The famous statue at the University of Hong Kong marking the Tiananmen Square massacre of 1989 has been removed. The statue showed piled-up corpses to commemorate pro-democracy protesters killed by the Chinese authorities.

"It was one of the few remaining public memorials in Hong Kong commemorating the incident, which is a highly sensitive topic in China. Its removal comes as Beijing has increasingly been cracking down on political dissent in Hong Kong," says a BBC report.

Reports say workers hung curtains and plastic barriers around the area and boarded-up windows at 11 pm (Hong Kong) to obscure the view of the site while security guards refused access to journalists and cordoned off roads. A cargo container was reportedly put into service, and construction noise could be heard as workers pushed carts of rubble. The statue had vanished by 1 am (Dec 23, 2021).

The Pillar of Shame at Hong Kong University's campus came up about 24 years ago. "It is my private property, and the sculpture belongs to me personally… I will claim compensation for any damage to the sculpture. It is a disgrace and abuse and shows that Hong Kong has become a brutal place," said the Danish sculptor Jens.

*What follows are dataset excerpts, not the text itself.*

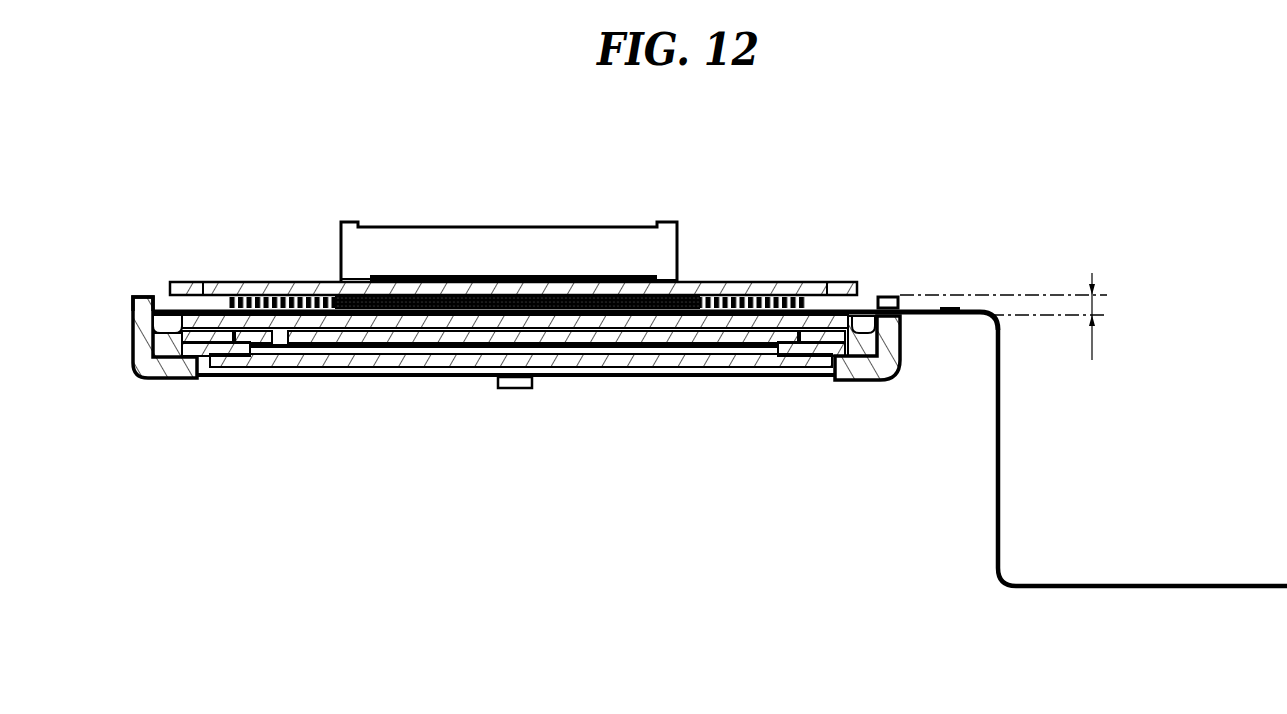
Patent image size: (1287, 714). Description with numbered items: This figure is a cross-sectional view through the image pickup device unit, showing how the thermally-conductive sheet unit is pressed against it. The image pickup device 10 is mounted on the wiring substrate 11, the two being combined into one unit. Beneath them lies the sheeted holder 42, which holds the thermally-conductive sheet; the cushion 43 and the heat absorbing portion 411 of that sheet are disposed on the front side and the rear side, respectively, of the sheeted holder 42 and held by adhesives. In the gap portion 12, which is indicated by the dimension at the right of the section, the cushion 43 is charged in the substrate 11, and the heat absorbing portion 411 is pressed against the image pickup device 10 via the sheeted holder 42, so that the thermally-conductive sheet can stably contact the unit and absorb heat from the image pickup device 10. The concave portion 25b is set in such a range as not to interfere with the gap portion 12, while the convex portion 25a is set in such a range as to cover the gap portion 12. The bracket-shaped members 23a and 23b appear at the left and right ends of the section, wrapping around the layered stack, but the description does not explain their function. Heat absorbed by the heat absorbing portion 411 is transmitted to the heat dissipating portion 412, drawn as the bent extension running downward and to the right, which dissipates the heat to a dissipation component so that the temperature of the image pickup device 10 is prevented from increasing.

The image pickup device 10 is at (382, 340).
The wiring substrate 11 is at (740, 283).
The gap portion 12 is at (1090, 327).
The left frame bracket 23a is at (140, 333).
The right frame bracket 23b is at (893, 332).
The convex portion 25a is at (143, 297).
The concave portion 25b is at (890, 297).
The sheeted holder 42 is at (943, 307).
The cushion 43 is at (423, 275).
The heat absorbing portion 411 is at (587, 318).
The heat dissipating portion 412 is at (1080, 590).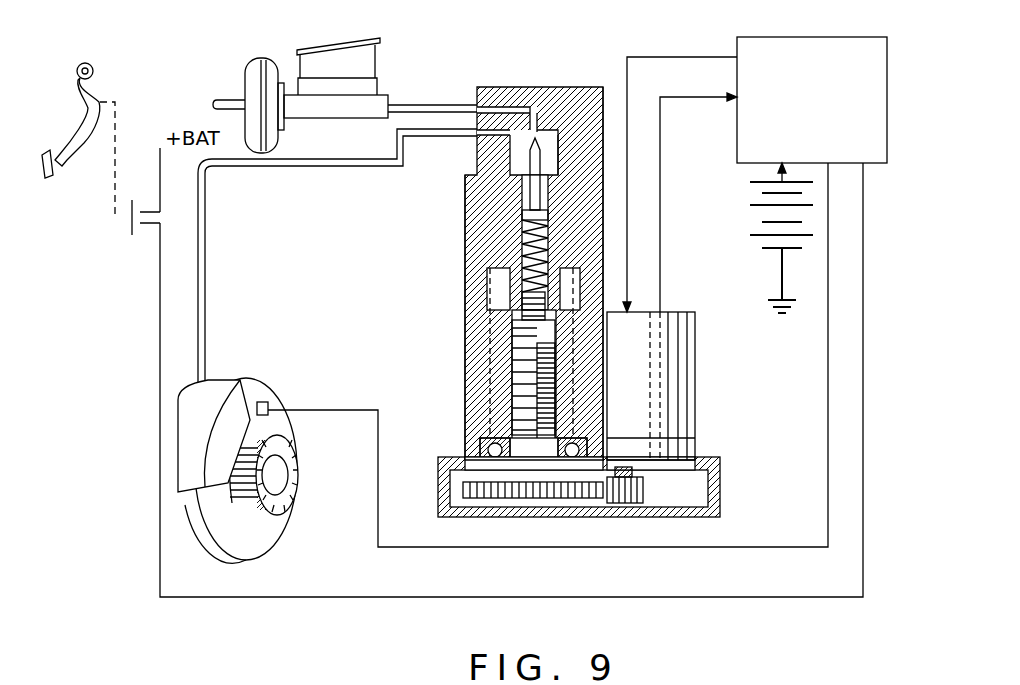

"… And it's even more grotesque that they use the Western holiday, Christmas, to carry out the destruction of the artwork," he said in a statement.

The move is a major blow to an authoritarian regime against 'freedom movements' in Hong Kong. It was the only city under China's sovereignty where the Tiananmen Square massacre could be commemorated because of its promised freedoms and autonomy under the "one country, two systems" principle.

In the book 'The People's Republic of Amnesia', author Louisa Lim charts how the events of Jun 4, 1989, changed China, and how China changed the events of Jun 4 by 'rewriting its own history'. The book also introduces individuals whose lives were transformed by the events of Tiananmen Square, such as a founder of the Tiananmen Mothers, whose son was shot by martial law troops.

The book says, few people in China born after 1989 are even aware of the massacre, such is the regime's propaganda and control of information.

The BBC's Grace Tsoi, who was at the scene on Wednesday night, said there was a sound of cracking and drilling, but no one could see what was happening.

The Communist regime in Beijing has covered up the causes of the Covid-19 global crisis, silenced whistleblowers and rejected demand for an independent international investigation. It has also spoken far from the truth about the genocide of the Uyghurs and denied its forced organ harvesting.